Quando descemos rumo ao parque, ele a viu nas proximidades da Igreja do Senhor Bom Jesus ----- Já no parque a imaginação do amigo Ley começou a funcionar em voz alta. Ele já via chegar a sua ninfa encantada. Ela era linda e trazia no seu seio a pureza e a beleza e uma alma cândida. ---- O seu sorriso florido; o encanto dos seus olhos; o seu corpo tipo violão, coberto por um vestido branco, deixando às soltas as pernas morenas o que a tornavam num feitiço de mulher capaz de fazer sumir quaisquer caretas da praça e ou deixar alvoroçados até oxiúros, por mais ocultos que se encontrassem. Estava por pouco. Por muito pouco tempo o momento do encontro. Eu nunca teria visto em toda a minha vida um jovem tão eufórico, tão afoito ante um encontro.

A programação consistia num papinho inicial e logo o convite para junto do Grupo Escolar Presidente Kenedy, próximo dali, poder estar mais à vontade, onde se esperava rolar um pega-na-mão; um beijinho... E já teria pensado até mesmo num pega-pra-capar e com isso entrar em êxtase. E uma recomendação dele é de que quando a garota chegasse eu teria que “cascar fora”.

De repente o meu amigo fala alto e irritado: “Não meu Pai do céu, agora não isso não é possível”. Mas que desgraça, logo agora? Assustado, pergunto: O que houve Ley? O que aconteceu? E ele responde: são os malditos oxiúros!!! Justamente agora eles começaram a me atacar... De início cheguei a pensar que ele estava ficando louco e perguntei de novo: Mas o que é isso? O que quer dizer isso? --- Eu não sabia o que era oxiúro --- É uma desgraça de um verme disse. Verme? Mas que verme? Onde você tirou verme? Perguntei. E muito danado da vida me explica:- Eu tenho um maldito de um verme que se chama oxiúro, ele fica localizado no ânus e dá uma coceira que dá vontade de enfiar a unha e arrancar tudo fora. E essa desgraça está me atacando justamente agora... Eu já fui ao Posto de Saúde, mas o Amilton do Dr. Zoroastro disse-me que só na semana que vem chegam os lombrigueiros. Aquela merda não tem nada... Desgraça de oxiúro... E chamou-me para ir embora.

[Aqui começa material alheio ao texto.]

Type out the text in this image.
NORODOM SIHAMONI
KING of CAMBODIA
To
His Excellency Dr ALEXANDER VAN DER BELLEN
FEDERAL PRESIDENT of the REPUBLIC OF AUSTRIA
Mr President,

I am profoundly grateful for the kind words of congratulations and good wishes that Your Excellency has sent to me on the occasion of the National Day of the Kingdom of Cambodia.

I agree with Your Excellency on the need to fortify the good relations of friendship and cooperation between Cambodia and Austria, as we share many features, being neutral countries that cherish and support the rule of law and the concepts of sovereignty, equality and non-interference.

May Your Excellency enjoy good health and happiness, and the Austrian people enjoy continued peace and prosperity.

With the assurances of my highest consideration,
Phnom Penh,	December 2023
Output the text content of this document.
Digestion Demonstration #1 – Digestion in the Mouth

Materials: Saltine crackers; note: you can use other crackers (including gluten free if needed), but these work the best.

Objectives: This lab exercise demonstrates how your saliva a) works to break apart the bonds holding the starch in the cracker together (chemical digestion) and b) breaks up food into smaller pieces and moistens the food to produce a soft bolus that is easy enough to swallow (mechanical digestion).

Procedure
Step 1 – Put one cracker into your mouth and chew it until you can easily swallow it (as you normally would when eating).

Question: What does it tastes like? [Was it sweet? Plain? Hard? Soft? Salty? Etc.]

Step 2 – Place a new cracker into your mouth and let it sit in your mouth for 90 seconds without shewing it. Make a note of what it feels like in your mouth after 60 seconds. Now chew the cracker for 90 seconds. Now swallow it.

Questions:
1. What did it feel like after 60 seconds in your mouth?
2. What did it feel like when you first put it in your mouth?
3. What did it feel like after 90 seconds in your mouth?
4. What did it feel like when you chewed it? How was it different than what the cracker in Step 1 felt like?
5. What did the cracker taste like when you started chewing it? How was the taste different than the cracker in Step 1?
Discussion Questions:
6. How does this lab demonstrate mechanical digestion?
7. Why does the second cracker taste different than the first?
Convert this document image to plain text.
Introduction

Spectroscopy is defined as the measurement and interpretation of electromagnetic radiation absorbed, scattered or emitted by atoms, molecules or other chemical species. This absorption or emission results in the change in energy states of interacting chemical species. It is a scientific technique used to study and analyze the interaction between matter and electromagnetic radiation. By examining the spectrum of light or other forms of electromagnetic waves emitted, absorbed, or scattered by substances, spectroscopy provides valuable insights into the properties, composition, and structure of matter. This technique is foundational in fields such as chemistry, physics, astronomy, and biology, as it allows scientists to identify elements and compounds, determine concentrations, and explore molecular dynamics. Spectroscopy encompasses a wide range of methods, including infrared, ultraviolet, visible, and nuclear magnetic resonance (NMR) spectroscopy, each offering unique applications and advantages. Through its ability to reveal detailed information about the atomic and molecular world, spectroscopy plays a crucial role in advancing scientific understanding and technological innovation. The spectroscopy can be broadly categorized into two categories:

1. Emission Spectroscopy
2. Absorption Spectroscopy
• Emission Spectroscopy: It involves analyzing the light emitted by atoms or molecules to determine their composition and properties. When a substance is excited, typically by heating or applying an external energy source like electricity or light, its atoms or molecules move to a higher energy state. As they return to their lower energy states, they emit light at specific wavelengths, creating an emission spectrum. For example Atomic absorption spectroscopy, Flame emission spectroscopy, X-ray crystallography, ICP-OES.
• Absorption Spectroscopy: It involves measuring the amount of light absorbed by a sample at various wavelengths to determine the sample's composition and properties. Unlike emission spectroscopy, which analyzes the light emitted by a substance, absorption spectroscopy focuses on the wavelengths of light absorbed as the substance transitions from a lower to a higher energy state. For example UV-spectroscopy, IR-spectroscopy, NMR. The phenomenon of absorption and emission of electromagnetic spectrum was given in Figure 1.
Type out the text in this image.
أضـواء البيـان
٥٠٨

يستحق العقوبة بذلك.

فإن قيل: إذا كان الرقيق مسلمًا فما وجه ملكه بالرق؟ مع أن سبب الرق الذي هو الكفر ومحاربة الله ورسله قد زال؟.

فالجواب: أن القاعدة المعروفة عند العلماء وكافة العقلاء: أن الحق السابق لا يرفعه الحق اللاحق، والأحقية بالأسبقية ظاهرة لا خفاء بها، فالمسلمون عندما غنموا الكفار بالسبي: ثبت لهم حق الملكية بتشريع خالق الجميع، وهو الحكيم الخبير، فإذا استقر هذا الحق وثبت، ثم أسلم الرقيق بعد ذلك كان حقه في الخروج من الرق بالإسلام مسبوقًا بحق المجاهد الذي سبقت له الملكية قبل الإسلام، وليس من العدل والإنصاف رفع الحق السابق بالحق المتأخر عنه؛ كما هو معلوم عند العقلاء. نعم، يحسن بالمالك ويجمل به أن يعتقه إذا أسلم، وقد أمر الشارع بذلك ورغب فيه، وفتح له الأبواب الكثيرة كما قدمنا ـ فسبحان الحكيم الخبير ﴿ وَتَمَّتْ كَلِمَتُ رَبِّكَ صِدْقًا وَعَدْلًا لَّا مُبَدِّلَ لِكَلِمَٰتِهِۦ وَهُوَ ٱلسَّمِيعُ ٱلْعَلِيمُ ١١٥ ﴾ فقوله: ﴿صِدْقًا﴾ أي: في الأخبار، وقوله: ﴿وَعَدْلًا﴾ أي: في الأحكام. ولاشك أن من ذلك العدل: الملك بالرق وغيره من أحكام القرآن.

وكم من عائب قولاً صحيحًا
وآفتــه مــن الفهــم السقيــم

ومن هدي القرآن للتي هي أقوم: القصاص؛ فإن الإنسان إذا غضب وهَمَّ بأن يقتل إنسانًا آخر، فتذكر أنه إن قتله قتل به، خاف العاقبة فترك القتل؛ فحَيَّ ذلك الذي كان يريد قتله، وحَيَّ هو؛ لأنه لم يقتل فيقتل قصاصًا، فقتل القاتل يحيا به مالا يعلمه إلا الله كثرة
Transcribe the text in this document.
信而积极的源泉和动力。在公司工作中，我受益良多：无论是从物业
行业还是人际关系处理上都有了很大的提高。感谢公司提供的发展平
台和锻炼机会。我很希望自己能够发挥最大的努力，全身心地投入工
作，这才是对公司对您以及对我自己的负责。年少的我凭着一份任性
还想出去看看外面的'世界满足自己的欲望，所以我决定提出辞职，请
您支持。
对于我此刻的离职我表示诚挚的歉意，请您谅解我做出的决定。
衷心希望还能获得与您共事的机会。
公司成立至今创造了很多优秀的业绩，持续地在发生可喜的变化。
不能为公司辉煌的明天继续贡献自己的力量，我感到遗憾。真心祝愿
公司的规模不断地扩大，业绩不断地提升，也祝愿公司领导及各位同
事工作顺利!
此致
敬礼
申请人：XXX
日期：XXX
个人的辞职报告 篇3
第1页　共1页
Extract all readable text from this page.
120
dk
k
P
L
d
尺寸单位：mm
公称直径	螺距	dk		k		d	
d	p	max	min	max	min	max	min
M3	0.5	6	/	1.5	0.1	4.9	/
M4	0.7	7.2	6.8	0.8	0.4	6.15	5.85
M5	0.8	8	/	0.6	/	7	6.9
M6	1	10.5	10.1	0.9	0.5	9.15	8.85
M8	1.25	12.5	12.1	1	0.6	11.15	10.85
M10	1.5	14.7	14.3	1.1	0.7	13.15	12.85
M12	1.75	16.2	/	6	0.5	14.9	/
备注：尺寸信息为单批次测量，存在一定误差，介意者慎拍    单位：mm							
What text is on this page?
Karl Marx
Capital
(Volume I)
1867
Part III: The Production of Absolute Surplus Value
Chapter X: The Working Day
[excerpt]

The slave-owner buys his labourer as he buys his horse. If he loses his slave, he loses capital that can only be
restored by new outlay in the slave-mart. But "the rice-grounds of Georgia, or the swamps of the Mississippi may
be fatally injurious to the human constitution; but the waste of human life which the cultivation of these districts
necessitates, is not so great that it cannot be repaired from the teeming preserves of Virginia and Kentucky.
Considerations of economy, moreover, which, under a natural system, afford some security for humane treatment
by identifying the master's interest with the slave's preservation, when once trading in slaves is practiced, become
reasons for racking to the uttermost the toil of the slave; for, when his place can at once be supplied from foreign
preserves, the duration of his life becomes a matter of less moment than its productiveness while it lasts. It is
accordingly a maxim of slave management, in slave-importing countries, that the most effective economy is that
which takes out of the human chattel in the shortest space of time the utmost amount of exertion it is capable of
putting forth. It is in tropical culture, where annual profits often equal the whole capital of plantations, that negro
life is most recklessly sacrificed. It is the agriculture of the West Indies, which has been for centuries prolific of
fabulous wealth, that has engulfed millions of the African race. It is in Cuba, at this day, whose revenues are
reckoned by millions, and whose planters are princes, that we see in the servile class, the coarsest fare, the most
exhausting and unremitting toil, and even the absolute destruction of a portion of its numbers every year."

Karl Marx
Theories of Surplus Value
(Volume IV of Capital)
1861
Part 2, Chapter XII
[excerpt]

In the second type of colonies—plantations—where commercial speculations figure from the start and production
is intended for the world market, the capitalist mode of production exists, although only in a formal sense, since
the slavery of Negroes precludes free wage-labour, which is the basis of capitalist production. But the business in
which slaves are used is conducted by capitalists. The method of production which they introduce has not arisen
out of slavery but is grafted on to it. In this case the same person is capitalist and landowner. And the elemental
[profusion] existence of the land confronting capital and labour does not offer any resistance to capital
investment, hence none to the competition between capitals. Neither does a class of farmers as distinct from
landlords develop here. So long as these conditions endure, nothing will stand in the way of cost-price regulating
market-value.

Paramos no bar do Sebastião do Leonides, e ele foi para o banheiro, mas não saiu de lá disposto a voltar para o parque. Ele estava transtornado... Revoltado e indignado. Não falei nada... Não ri... Não fiz nenhuma gozação... Apenas pensei: pobre Ley! Que dó... Ele estava tão feliz!!!! 

Que Deus o tenha meu amigo. Onde quer que esteja receba o meu abraço.